Terima kasih… Aku akan berusaha sebaik mungkin.”
Tak ada
formalitas lagi. Aku memanggil namanya seperti orang dekatku. Dibandingkan
dengannya, itu hanyalah sebuah langkah kecil. Namun, bahkan langkah kecil itu…
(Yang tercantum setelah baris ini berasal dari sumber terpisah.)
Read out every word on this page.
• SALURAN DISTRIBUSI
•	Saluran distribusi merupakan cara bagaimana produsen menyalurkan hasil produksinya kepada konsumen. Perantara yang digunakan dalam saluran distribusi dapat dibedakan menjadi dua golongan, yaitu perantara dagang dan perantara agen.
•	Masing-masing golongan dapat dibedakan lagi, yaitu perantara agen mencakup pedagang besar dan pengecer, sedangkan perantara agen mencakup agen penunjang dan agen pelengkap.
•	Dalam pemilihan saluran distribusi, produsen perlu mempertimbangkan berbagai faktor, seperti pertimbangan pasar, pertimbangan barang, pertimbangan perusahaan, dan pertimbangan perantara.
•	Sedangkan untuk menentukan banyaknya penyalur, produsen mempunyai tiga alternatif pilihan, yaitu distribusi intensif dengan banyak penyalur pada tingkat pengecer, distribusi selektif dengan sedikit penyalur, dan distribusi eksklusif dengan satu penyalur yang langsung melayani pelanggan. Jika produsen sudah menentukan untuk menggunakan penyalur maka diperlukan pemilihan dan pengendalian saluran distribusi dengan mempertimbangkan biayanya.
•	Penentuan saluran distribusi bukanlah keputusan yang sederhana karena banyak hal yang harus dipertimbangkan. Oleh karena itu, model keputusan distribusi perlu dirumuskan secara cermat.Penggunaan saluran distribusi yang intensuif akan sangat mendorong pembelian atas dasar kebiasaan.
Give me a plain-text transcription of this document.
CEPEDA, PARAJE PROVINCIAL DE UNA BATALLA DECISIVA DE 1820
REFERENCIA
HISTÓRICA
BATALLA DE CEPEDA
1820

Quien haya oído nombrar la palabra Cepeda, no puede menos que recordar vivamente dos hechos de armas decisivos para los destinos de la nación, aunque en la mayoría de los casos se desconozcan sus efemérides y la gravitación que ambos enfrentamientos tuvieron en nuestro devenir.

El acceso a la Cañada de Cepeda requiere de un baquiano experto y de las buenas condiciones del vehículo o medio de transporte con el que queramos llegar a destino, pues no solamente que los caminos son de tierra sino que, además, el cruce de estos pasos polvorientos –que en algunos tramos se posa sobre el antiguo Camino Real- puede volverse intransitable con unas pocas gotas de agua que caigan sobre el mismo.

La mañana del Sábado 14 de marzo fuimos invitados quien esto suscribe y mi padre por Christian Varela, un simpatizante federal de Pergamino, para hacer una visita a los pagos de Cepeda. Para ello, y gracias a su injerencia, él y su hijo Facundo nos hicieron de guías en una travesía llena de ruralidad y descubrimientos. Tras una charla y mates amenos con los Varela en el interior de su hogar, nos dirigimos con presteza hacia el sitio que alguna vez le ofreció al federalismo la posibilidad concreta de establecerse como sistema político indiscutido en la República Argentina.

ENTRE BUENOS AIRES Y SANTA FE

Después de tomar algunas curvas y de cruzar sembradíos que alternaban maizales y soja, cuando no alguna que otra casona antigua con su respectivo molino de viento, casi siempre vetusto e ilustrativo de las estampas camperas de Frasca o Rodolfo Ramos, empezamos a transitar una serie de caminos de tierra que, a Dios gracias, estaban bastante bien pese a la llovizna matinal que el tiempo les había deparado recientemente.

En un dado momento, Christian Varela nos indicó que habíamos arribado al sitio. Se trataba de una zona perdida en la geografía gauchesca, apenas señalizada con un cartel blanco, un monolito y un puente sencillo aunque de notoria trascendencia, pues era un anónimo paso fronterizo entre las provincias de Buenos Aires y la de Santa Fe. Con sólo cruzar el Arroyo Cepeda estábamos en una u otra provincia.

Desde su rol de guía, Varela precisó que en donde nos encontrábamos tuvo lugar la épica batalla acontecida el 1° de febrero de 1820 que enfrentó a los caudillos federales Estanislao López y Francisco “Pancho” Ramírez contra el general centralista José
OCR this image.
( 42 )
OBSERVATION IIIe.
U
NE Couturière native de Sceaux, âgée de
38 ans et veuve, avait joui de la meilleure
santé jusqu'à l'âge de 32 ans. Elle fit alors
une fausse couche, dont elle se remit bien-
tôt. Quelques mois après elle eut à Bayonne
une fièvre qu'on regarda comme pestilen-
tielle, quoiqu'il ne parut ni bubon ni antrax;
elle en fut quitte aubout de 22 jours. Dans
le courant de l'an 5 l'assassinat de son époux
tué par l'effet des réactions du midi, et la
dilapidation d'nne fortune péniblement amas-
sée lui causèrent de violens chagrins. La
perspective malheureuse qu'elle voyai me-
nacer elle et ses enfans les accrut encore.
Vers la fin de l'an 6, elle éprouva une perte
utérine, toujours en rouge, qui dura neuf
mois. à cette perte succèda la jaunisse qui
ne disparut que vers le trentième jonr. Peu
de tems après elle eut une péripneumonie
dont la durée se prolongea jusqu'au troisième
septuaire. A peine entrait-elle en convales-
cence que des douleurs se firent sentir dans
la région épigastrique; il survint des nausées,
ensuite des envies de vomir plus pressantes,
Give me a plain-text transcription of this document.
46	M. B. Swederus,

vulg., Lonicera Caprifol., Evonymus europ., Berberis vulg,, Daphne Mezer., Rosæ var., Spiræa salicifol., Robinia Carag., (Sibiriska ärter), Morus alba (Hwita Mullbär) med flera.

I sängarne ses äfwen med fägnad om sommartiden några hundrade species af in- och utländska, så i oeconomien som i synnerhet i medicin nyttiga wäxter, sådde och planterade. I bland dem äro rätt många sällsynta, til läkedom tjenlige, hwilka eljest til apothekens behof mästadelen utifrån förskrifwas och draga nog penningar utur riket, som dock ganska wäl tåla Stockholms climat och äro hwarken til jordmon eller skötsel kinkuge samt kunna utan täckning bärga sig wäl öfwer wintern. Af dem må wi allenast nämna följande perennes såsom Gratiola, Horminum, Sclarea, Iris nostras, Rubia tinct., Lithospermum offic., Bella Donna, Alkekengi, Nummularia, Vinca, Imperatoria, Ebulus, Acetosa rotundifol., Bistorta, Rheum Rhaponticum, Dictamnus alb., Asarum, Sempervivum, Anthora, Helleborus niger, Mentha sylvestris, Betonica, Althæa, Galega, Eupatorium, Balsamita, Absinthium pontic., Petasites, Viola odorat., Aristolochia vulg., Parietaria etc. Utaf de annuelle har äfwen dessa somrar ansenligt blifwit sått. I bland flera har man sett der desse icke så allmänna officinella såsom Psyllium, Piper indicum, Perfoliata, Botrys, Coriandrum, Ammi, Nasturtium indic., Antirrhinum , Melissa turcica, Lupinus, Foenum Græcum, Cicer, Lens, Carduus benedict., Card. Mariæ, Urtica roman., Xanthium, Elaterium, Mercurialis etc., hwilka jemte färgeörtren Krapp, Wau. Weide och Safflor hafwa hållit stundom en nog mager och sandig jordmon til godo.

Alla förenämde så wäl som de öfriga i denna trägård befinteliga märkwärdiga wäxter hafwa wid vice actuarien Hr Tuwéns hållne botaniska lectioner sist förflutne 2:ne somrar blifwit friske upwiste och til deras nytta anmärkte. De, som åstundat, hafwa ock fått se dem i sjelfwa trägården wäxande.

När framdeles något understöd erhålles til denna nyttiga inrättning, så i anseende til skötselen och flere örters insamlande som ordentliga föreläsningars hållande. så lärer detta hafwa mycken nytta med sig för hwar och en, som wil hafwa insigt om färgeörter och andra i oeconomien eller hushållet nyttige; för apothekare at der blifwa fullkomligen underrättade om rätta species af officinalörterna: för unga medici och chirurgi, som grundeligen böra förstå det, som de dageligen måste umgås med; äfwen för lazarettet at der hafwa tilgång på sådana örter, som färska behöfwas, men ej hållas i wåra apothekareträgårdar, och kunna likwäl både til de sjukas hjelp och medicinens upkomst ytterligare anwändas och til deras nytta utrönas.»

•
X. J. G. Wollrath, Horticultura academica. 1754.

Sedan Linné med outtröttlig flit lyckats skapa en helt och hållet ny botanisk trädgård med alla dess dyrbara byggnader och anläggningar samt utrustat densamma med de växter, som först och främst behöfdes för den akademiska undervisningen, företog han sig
membuat Shiho sangat bahagia.
“Ya!
Berusahalah, Kotaro-kun… Aku akan menunggu, tidak peduli berapa lama pun!”
Lalu dia
mencondongkan tubuhnya ke arahku lagi.
“…Akhirnya
kita bisa saling memanggil dengan nama. Rasanya agak memalukan sih, tapi… juga
sangat menyenangkan, bukan?”
Awalnya
ragu-ragu, dia perlahan melingkarkan lengannya di tubuhku. Aku membalas
pelukannya, dan dia pun merasa rileks sepenuhnya di dalam diriku.
“Mmm!
Jantung Kotaro-kun berdetak sangat cepat! Tapi tetap saja… entah mengapa
rasanya sangat menenangkan. Seperti ini bukan pertama kalinya—tunggu…”
Lalu,
seolah teringat sesuatu, mulutnya terbuka sedikit dan dia mendongak ke arahku.
“…Apa ada
yang salah?”
Aku merasa
penasaran, tetapi sepertinya dia tidak berencana menjawab.
Dia hanya
tersenyum nakal padaku, seolah mengisyaratkan sesuatu, lalu menempelkan
wajahnya lagi di dadaku.
“Bukan
apa-apa.”
Lalu dia
memelukku lagi, dan mengatakan hal yang paling manis.
“Kotaro-kun…
Aku harap kamu akan terus menjagaku mulai sekarang juga, oke?”
Tidak ada
alasan untuk menyangkal kata-kata itu.
Tentu saja… Aku juga akan senang jika kamu tetap di sisiku mulai sekarang.